Back in January, the government added Anwar al-Aulaqi to a “kill list” that authorized the U.S. Joint Special Operations Command to target him with lethal action. In August, the ACLU and the Center for Constitutional Rights filed a suit seeking to stop the US government from lethally targeting Anwar al-Aulaqi. This case was filed on behalf of al-Aulaqui’s father, on the grounds that al-Aulaqui is an American citizen. And furthermore, the complaint argues, the executive branch decision to place him on the “kill list” without judicial oversight allegedly violates his Fourth and Fifth Amendment rights.
The government has filed a brief seeking to dismiss the case on several grounds: That al-Aulaqi’s father is not the proper party to file the suit (only al-Aulaqi can); that the judicial system has no power to second-guess the executive branch on this call; and that arguing this might expose top secret information.
The government’s arguments are solid. And to be clear: there is no doubt that al-Aulaqi poses a threat to national security by promoting violence against Americans.
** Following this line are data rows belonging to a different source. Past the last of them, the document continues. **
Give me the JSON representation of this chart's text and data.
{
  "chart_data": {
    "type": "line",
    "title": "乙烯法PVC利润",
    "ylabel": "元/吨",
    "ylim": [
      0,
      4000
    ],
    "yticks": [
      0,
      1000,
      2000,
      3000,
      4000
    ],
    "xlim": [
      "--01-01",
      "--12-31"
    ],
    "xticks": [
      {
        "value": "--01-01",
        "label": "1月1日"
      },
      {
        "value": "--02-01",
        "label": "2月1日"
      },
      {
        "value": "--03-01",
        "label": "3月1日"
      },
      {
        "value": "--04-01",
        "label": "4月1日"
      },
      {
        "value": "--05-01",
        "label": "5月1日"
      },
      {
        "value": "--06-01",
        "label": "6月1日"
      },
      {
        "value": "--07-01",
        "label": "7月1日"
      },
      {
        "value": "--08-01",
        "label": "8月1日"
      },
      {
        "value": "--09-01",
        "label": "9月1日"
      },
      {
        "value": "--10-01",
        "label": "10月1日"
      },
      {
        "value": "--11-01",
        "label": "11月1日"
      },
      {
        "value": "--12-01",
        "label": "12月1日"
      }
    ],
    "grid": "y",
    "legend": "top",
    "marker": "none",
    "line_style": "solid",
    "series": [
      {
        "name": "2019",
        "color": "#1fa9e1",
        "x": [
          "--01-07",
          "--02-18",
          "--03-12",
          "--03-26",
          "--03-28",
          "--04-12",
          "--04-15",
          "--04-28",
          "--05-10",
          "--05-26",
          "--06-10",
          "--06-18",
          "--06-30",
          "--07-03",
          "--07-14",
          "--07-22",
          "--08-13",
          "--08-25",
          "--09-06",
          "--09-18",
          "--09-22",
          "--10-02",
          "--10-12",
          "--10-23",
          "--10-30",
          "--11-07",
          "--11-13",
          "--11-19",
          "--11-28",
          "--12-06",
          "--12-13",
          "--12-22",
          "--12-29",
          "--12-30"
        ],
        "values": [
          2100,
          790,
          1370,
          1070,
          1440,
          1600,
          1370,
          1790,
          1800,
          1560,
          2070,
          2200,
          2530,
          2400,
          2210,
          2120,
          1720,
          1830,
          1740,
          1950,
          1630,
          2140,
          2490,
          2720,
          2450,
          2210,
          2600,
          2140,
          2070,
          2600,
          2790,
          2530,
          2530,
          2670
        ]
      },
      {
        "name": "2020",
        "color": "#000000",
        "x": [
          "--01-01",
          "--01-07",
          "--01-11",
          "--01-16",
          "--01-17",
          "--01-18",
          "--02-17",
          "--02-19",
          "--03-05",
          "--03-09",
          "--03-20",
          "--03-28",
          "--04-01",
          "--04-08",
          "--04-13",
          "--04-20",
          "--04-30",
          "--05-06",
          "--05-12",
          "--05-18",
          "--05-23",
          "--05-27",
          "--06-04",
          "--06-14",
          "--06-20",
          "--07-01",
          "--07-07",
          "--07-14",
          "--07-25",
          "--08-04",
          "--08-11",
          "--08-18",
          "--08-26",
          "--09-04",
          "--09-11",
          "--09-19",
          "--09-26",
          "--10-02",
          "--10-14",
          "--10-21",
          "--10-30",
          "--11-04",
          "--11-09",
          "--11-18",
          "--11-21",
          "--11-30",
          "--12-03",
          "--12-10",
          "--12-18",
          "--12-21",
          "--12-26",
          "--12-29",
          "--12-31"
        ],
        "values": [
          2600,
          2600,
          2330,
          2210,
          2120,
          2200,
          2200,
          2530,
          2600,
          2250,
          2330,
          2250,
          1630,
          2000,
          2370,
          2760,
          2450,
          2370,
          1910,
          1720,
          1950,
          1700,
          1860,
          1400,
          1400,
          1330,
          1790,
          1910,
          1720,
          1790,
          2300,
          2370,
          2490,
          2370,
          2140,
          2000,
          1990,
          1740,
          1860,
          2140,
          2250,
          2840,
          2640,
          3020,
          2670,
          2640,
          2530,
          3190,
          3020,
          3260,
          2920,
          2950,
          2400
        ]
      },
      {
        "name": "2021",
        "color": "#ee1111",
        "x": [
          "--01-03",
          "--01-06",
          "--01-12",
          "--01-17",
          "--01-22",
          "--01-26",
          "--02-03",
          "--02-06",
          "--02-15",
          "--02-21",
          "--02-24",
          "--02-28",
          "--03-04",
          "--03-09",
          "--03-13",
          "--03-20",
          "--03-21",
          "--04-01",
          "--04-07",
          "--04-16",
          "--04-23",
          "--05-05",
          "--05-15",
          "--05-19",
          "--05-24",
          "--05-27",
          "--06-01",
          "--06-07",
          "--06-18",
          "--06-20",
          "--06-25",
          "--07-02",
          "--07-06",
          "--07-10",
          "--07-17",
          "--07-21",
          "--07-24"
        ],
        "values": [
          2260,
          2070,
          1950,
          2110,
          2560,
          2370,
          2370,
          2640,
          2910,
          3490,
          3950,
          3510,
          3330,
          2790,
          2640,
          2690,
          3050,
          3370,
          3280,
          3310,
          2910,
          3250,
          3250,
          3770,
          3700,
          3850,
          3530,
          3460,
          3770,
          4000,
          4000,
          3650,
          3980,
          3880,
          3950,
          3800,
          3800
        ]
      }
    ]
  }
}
However, there are important practical and legal issues here: Many would argue that the federal government cannot simply kill an American citizen without regard to the citizen’s Constitutional rights, which have no greater value to a citizen than when they protect him from his government’s ability to take his life. Further, as the complaint notes, the decision to place al-Aulaqi on the kill list was made with no judicial process at all.
What to do? Should there be a special process to deal with a dangerous jihadist inspirer like al-Aulaqi?
Yes. The legal framework for the process could be partially adopted from national security litigation procedures that already exist, such as the Guantanamo Bay habeas corpus cases. The process should be as expedited as quickly possible, and should require the government to show a judge that a person poses an imminent threat to the national security of the United States. It should also have to prove that it has exhausted all other means of resolving the situation and that lethal action is the only viable option left. The hearing can be closed off to the public so that classified information will be protected.
Providing the accused with some form of representation is difficult because those like al-Aulaqi will be inaccessible, hiding in a foreign country. But an attorney representing the target’s interests should be present to make sure that the process is balanced. This could be done with military JAG officers or through a stable of civilian attorneys with top secret clearances.